Merit Awards were presented for 20 artists whose pieces were deemed “outstanding,” while another 15 artists earned Purchase Awards, meaning that the Church History Museum, which sponsors the competition, acquired the piece for its collection.
Elder Marlin K. Jensen of the Seventy, Church Historian and Recorder, attended and made a brief statement before the awards were presented.
The art exhibit opened on March 16, 2012, and runs until October 14, 2012, at the Church History Museum in Salt Lake City, Utah, USA.
This year’s competition, “Make Known His Wonderful Works” (D&C 65:4), drew 1,149 entries from around the world in a variety of media, including sculpture, quilts and other textiles, paper art, and paintings. The museum will display 198 of the pieces.
According to Rita R. Wright, Curator of Art and Artifacts at the museum, the entries are judged according to artistic merit and thematic compliance. The works reflect a variety of media and cultural traditions bearing testimony of the Lord’s wondrous works, she said, and often use symbols to represent and instruct.

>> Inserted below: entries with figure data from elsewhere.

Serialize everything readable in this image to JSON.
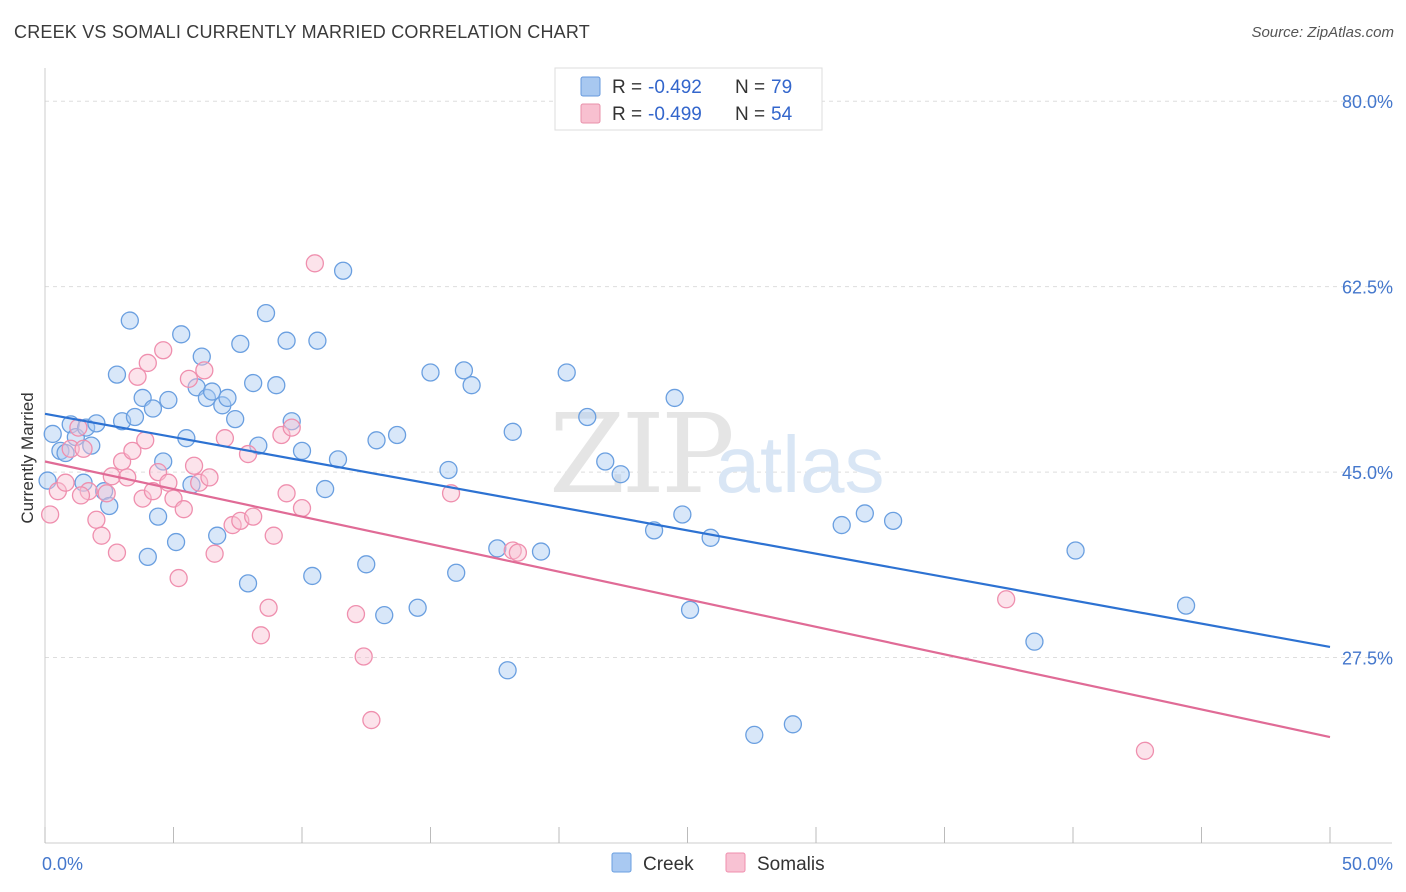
{
  "header": {
    "title": "CREEK VS SOMALI CURRENTLY MARRIED CORRELATION CHART",
    "source": "Source: ZipAtlas.com"
  },
  "watermark": {
    "zip": "ZIP",
    "atlas": "atlas"
  },
  "legend": {
    "rows": [
      {
        "r_label": "R = ",
        "r_value": "-0.492",
        "n_label": "N = ",
        "n_value": "79",
        "color": "#a8c8f0",
        "stroke": "#6699dd"
      },
      {
        "r_label": "R = ",
        "r_value": "-0.499",
        "n_label": "N = ",
        "n_value": "54",
        "color": "#f8c0d0",
        "stroke": "#e890aa"
      }
    ]
  },
  "chart_data": {
    "type": "scatter",
    "title": "CREEK VS SOMALI CURRENTLY MARRIED CORRELATION CHART",
    "ylabel": "Currently Married",
    "xlabel": "",
    "xlim": [
      0,
      50
    ],
    "ylim": [
      10,
      82
    ],
    "x_tick_labels": [
      "0.0%",
      "50.0%"
    ],
    "y_ticks": [
      27.5,
      45.0,
      62.5,
      80.0
    ],
    "y_tick_labels": [
      "27.5%",
      "45.0%",
      "62.5%",
      "80.0%"
    ],
    "grid": true,
    "legend_position": "top-center",
    "series": [
      {
        "name": "Creek",
        "color": "#6a9fe0",
        "fill": "#a9c9f2",
        "trend": {
          "x": [
            0,
            50
          ],
          "y": [
            50.5,
            28.5
          ],
          "color": "#2d72d2"
        },
        "points": [
          [
            0.1,
            44.2
          ],
          [
            0.3,
            48.6
          ],
          [
            0.6,
            47.0
          ],
          [
            0.8,
            46.8
          ],
          [
            1.0,
            49.5
          ],
          [
            1.2,
            48.3
          ],
          [
            1.5,
            44.0
          ],
          [
            1.6,
            49.2
          ],
          [
            1.8,
            47.5
          ],
          [
            2.0,
            49.6
          ],
          [
            2.3,
            43.2
          ],
          [
            2.5,
            41.8
          ],
          [
            2.8,
            54.2
          ],
          [
            3.0,
            49.8
          ],
          [
            3.3,
            59.3
          ],
          [
            3.5,
            50.2
          ],
          [
            3.8,
            52.0
          ],
          [
            4.0,
            37.0
          ],
          [
            4.2,
            51.0
          ],
          [
            4.4,
            40.8
          ],
          [
            4.6,
            46.0
          ],
          [
            4.8,
            51.8
          ],
          [
            5.1,
            38.4
          ],
          [
            5.3,
            58.0
          ],
          [
            5.5,
            48.2
          ],
          [
            5.7,
            43.8
          ],
          [
            5.9,
            53.0
          ],
          [
            6.1,
            55.9
          ],
          [
            6.3,
            52.0
          ],
          [
            6.5,
            52.6
          ],
          [
            6.7,
            39.0
          ],
          [
            6.9,
            51.3
          ],
          [
            7.1,
            52.0
          ],
          [
            7.4,
            50.0
          ],
          [
            7.6,
            57.1
          ],
          [
            7.9,
            34.5
          ],
          [
            8.1,
            53.4
          ],
          [
            8.3,
            47.5
          ],
          [
            8.6,
            60.0
          ],
          [
            9.0,
            53.2
          ],
          [
            9.4,
            57.4
          ],
          [
            9.6,
            49.8
          ],
          [
            10.0,
            47.0
          ],
          [
            10.4,
            35.2
          ],
          [
            10.6,
            57.4
          ],
          [
            10.9,
            43.4
          ],
          [
            11.4,
            46.2
          ],
          [
            11.6,
            64.0
          ],
          [
            12.5,
            36.3
          ],
          [
            12.9,
            48.0
          ],
          [
            13.2,
            31.5
          ],
          [
            13.7,
            48.5
          ],
          [
            14.5,
            32.2
          ],
          [
            15.0,
            54.4
          ],
          [
            15.7,
            45.2
          ],
          [
            16.0,
            35.5
          ],
          [
            16.3,
            54.6
          ],
          [
            16.6,
            53.2
          ],
          [
            17.6,
            37.8
          ],
          [
            18.0,
            26.3
          ],
          [
            18.2,
            48.8
          ],
          [
            19.3,
            37.5
          ],
          [
            20.3,
            54.4
          ],
          [
            21.1,
            50.2
          ],
          [
            21.8,
            46.0
          ],
          [
            22.4,
            44.8
          ],
          [
            23.7,
            39.5
          ],
          [
            24.5,
            52.0
          ],
          [
            24.8,
            41.0
          ],
          [
            25.1,
            32.0
          ],
          [
            25.9,
            38.8
          ],
          [
            27.6,
            20.2
          ],
          [
            29.1,
            21.2
          ],
          [
            31.0,
            40.0
          ],
          [
            31.9,
            41.1
          ],
          [
            33.0,
            40.4
          ],
          [
            40.1,
            37.6
          ],
          [
            38.5,
            29.0
          ],
          [
            44.4,
            32.4
          ]
        ]
      },
      {
        "name": "Somalis",
        "color": "#ef8fae",
        "fill": "#f8c2d3",
        "trend": {
          "x": [
            0,
            50
          ],
          "y": [
            46.0,
            20.0
          ],
          "color": "#e06b96"
        },
        "points": [
          [
            0.2,
            41.0
          ],
          [
            0.5,
            43.2
          ],
          [
            0.8,
            44.0
          ],
          [
            1.0,
            47.2
          ],
          [
            1.3,
            49.2
          ],
          [
            1.5,
            47.2
          ],
          [
            1.7,
            43.2
          ],
          [
            2.0,
            40.5
          ],
          [
            2.2,
            39.0
          ],
          [
            2.4,
            43.0
          ],
          [
            2.6,
            44.6
          ],
          [
            2.8,
            37.4
          ],
          [
            3.0,
            46.0
          ],
          [
            3.2,
            44.5
          ],
          [
            3.4,
            47.0
          ],
          [
            3.6,
            54.0
          ],
          [
            3.8,
            42.5
          ],
          [
            4.0,
            55.3
          ],
          [
            4.2,
            43.2
          ],
          [
            4.4,
            45.0
          ],
          [
            4.6,
            56.5
          ],
          [
            4.8,
            44.0
          ],
          [
            5.0,
            42.5
          ],
          [
            5.2,
            35.0
          ],
          [
            5.4,
            41.5
          ],
          [
            5.6,
            53.8
          ],
          [
            5.8,
            45.6
          ],
          [
            6.0,
            44.0
          ],
          [
            6.2,
            54.6
          ],
          [
            6.4,
            44.5
          ],
          [
            6.6,
            37.3
          ],
          [
            7.0,
            48.2
          ],
          [
            7.3,
            40.0
          ],
          [
            7.6,
            40.4
          ],
          [
            7.9,
            46.7
          ],
          [
            8.1,
            40.8
          ],
          [
            8.4,
            29.6
          ],
          [
            8.7,
            32.2
          ],
          [
            8.9,
            39.0
          ],
          [
            9.2,
            48.5
          ],
          [
            9.4,
            43.0
          ],
          [
            9.6,
            49.2
          ],
          [
            10.0,
            41.6
          ],
          [
            10.5,
            64.7
          ],
          [
            12.1,
            31.6
          ],
          [
            12.4,
            27.6
          ],
          [
            12.7,
            21.6
          ],
          [
            15.8,
            43.0
          ],
          [
            18.2,
            37.6
          ],
          [
            18.4,
            37.4
          ],
          [
            37.4,
            33.0
          ],
          [
            42.8,
            18.7
          ],
          [
            1.4,
            42.8
          ],
          [
            3.9,
            48.0
          ]
        ]
      }
    ]
  },
  "bottom_legend": [
    {
      "label": "Creek"
    },
    {
      "label": "Somalis"
    }
  ]
}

For example, Ukraine native Valentyna Musiienko’s Kyiv Ukraine Temple, which won a Purchase Award, re-creates in colored paper some symbols found in the temple.
Brandon Daniel Hearty—a Merit Award winner from Alberta, Canada—uses an oil portrait of his great-grandmother (Matriarch) as a representation of family history and intergeneration connections.
Alexandra Gomez Chaves, of Bogotá, Colombia, said that the competition is a way to bear testimony. She created her Merit Award-winning piece, Living Waters, with the help of her mother, who passed away shortly before the exhibit opened.
“The people who see this artwork … will see the testimony that Jesus Christ and His gospel are a fountain of living water,” she said. “In this piece, they will see all the love that a mother can teach her children because this mother takes the pitcher and teaches her daughter to teach the gospel.”
Admission to the exhibit is free, and patrons are encouraged to bring their families. They may vote for their favorite work, and six Visitors’ Choice Awards will be given in September, based on patrons’ votes.
Soon, individuals will be able to watch interviews with 11 different artists involved in the competition on the Church History website in English. The videos will also show at the museum.
The Church History Museum is also planning an online exhibit at history.lds.org/artcompetition.